Del Evangelio según San Juan
(primera Misa)
«Todo lo que me da el Padre viene
a mí, y al que venga a mí yo no lo rechazaré, porque he bajado del cielo, no
para hacer mi voluntad, sino la del que me ha enviado. Y la voluntad del que me
ha enviado es que no pierda a ninguno de los que Él me dio, sino que los
resucite en el último día. Porque esta es la voluntad de mi Padre: que todo el
que vea al Hijo y crea en Él, tenga Vida eterna y que yo lo resucite en el
último día» (Jn 6,37-40).
La voluntad de Dios
Encontramos aquí un mensaje
revolucionario: quien "vea al Hijo y crea en Él tendrá vida eterna” y el
Señor lo resucitará. Sabemos por experiencia que el cuerpo se descompone; pero
el cuerpo no es todo el hombre. El hombre, como persona, es partícipe del
diálogo con Dios, y Él no lo deja caer, no lo olvida, porque Dios es fiel a sus
promesas. Dios nos tiene escritos en la palma de su mano a todos nosotros y no
se olvida de nadie, porque es Padre. Este es el centro del mensaje que nos dejó
Jesús. Por esta verdad, Jesús se hizo hombre, murió en la cruz y resucitó: para
hacernos partícipes de la alegría de la resurrección. "A ellos, Señor, y a
cuantos descansan en Cristo, concédeles el lugar del consuelo, de la luz y de
la paz”, recitamos en el canon I de la Misa, en el momento del recuerdo de los
difuntos.
Dejarse sorprender
Es seguro que sobreviviremos, ya
que Jesús nos lo dijo. No sabemos cómo ocurrirá esto, pero podemos tratar de
entenderlo escuchando la Palabra del Evangelio. Poseemos, sin embargo, la
esperanza de sorprendernos por la bondad de Dios, por su misericordia. Nosotros
tenemos nuestros parámetros, con los que medimos los acontecimientos de la
vida; pero debemos dejar a Dios sus parámetros, que no son los nuestros; será
precisamente esto lo que nos sorprenderá cuando crucemos el umbral del Cielo.
Un paso más allá
Morir no es desaparecer, sino
existir de una manera nueva. Sabemos que los que nos han precedido en el camino
de la vida han llegado a la meta, están un paso más allá, mientras que nosotros
todavía estamos peregrinando. La muerte, pues, no es el fin de todo, sino el
comienzo de una nueva vida para la que nos preparamos desde hace tiempo.
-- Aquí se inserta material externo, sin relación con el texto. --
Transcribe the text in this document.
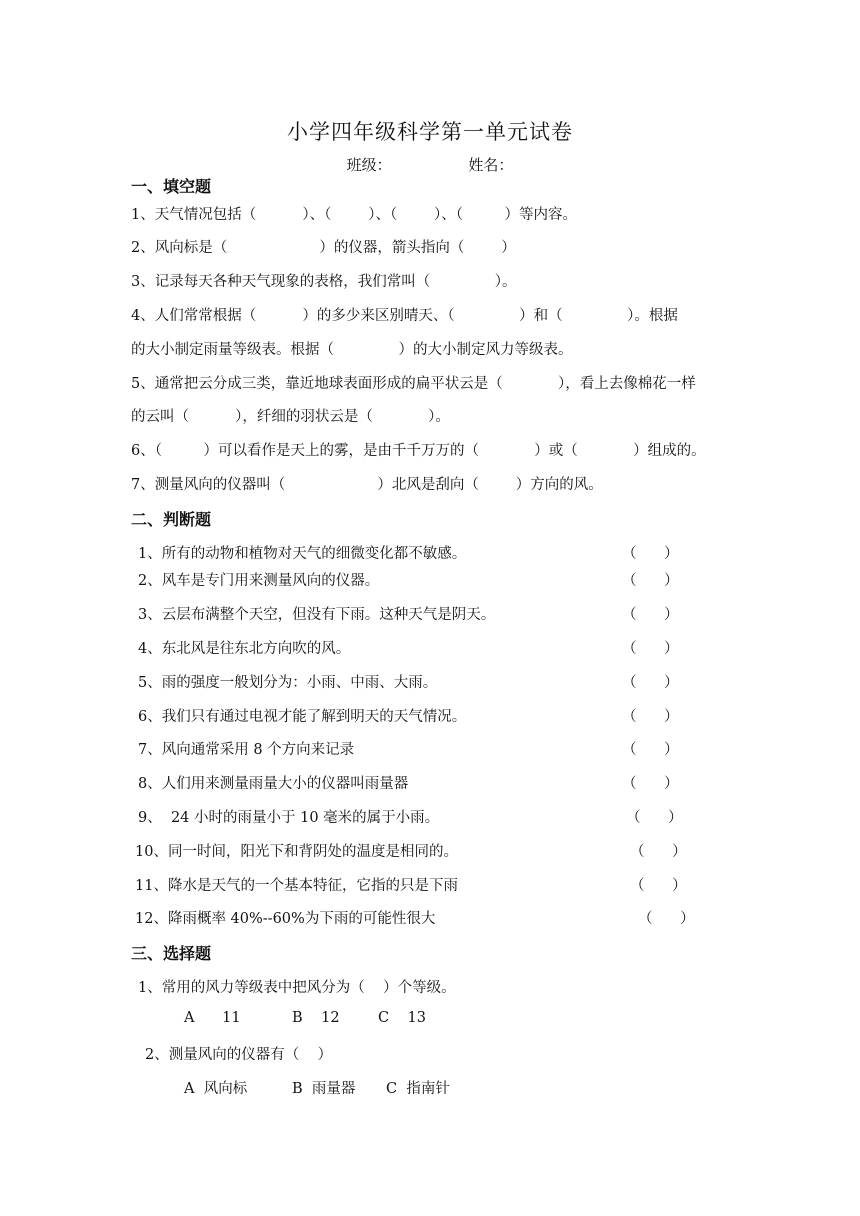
小学四年级科学第一单元试卷
班级：	姓名：
一、填空题
1、天气情况包括（          ）、（        ）、（        ）、（         ）等内容。
2、风向标是（                    ）的仪器，箭头指向（        ）
3、记录每天各种天气现象的表格，我们常叫（              ）。
4、人们常常根据（          ）的多少来区别晴天、（              ）和（              ）。根据
的大小制定雨量等级表。根据（              ）的大小制定风力等级表。
5、通常把云分成三类，靠近地球表面形成的扁平状云是（            ），看上去像棉花一样
的云叫（          ），纤细的羽状云是（            ）。
6、（         ）可以看作是天上的雾，是由千千万万的（            ）或（            ）组成的。
7、测量风向的仪器叫（                    ）北风是刮向（        ）方向的风。
二、判断题
1、所有的动物和植物对天气的细微变化都不敏感。	（      ）
2、风车是专门用来测量风向的仪器。	（      ）
3、云层布满整个天空，但没有下雨。这种天气是阴天。	（      ）
4、东北风是往东北方向吹的风。	（      ）
5、雨的强度一般划分为：小雨、中雨、大雨。	（      ）
6、我们只有通过电视才能了解到明天的天气情况。	（      ）
7、风向通常采用 8 个方向来记录	（      ）
8、人们用来测量雨量大小的仪器叫雨量器	（      ）
9、  24 小时的雨量小于 10 毫米的属于小雨。	（      ）
10、同一时间，阳光下和背阴处的温度是相同的。	（      ）
11、降水是天气的一个基本特征，它指的只是下雨	（      ）
12、降雨概率 40%--60%为下雨的可能性很大	（      ）
三、选择题
1、常用的风力等级表中把风分为（    ）个等级。
A      11	B    12	C    13
2、测量风向的仪器有（    ）
A  风向标	B  雨量器 C  指南针
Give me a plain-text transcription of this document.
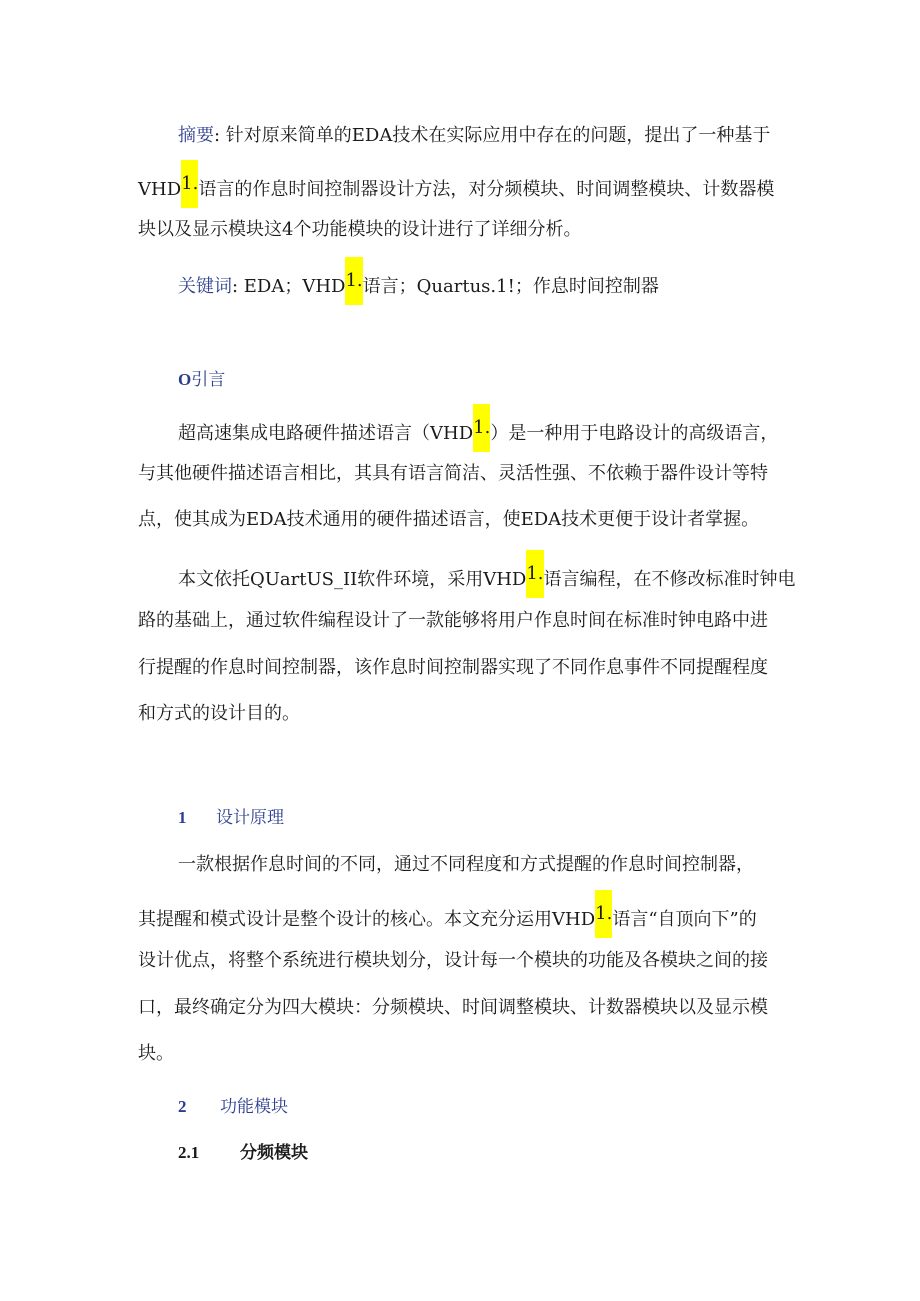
摘要: 针对原来简单的EDA技术在实际应用中存在的问题，提出了一种基于
VHD1.语言的作息时间控制器设计方法，对分频模块、时间调整模块、计数器模
块以及显示模块这4个功能模块的设计进行了详细分析。
关键词: EDA；VHD1.语言；Quartus.1!；作息时间控制器
O引言
超高速集成电路硬件描述语言（VHD1.）是一种用于电路设计的高级语言，
与其他硬件描述语言相比，其具有语言简洁、灵活性强、不依赖于器件设计等特
点，使其成为EDA技术通用的硬件描述语言，使EDA技术更便于设计者掌握。
本文依托QUartUS_II软件环境，采用VHD1.语言编程，在不修改标准时钟电
路的基础上，通过软件编程设计了一款能够将用户作息时间在标准时钟电路中进
行提醒的作息时间控制器，该作息时间控制器实现了不同作息事件不同提醒程度
和方式的设计目的。
1 设计原理
一款根据作息时间的不同，通过不同程度和方式提醒的作息时间控制器，
其提醒和模式设计是整个设计的核心。本文充分运用VHD1.语言“自顶向下”的
设计优点，将整个系统进行模块划分，设计每一个模块的功能及各模块之间的接
口，最终确定分为四大模块：分频模块、时间调整模块、计数器模块以及显示模
块。
2 功能模块
2.1 分频模块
La
conmemoración de los difuntos, entonces, no consiste tan solo en recordar a los
que ya no están; también nos indica que la muerte es un puente que nos espera
al final de la vida y que nos conducirá a la otra orilla a la que todos estamos
destinados: es una ayuda para no dejar que tantas cosas nos agobien, olvidando
que todo pasa, pero que Dios permanece.
La hermana muerte
San Francisco de Asís, una vez
reconciliado con Dios, consigo mismo y con la creación, hacia el final de su
vida fue capaz de reconciliarse también con la muerte, hasta el punto de llegar
llamarla "hermana", señal de que también para él era un misterio que
había que acoger. A diferencia de la sociedad actual, que intenta por todos los
medios ocultar la realidad de la muerte -engañándose a sí misma con la ilusión
de que es eterna-, San Francisco nos enseña a mirarla, a aceptarla, a
considerarla una "hermana", parte de nosotros. Al fin y al cabo, es
un hecho tan real como la vida. Es un acto de honestidad intelectual, incluso
antes que espiritual.
El miedo ante la "hermana
muerte" está ciertamente dictado por lo desconocido, por no saber qué hay
más allá de la "puerta"; esto crea inquietud. En segundo lugar, no lo
ocultemos, tememos el "peso" de nuestros actos, porque, en
definitiva, todos somos creyentes en el fondo de nuestro corazón, y al final de
la vida nos preguntamos cómo hemos vivido. Esta experiencia nos lleva a rezar
por los que nos han precedido, casi como si quisiéramos ayudarlos y protegerlos
todavía, además de pedir que nos ayuden y protejan.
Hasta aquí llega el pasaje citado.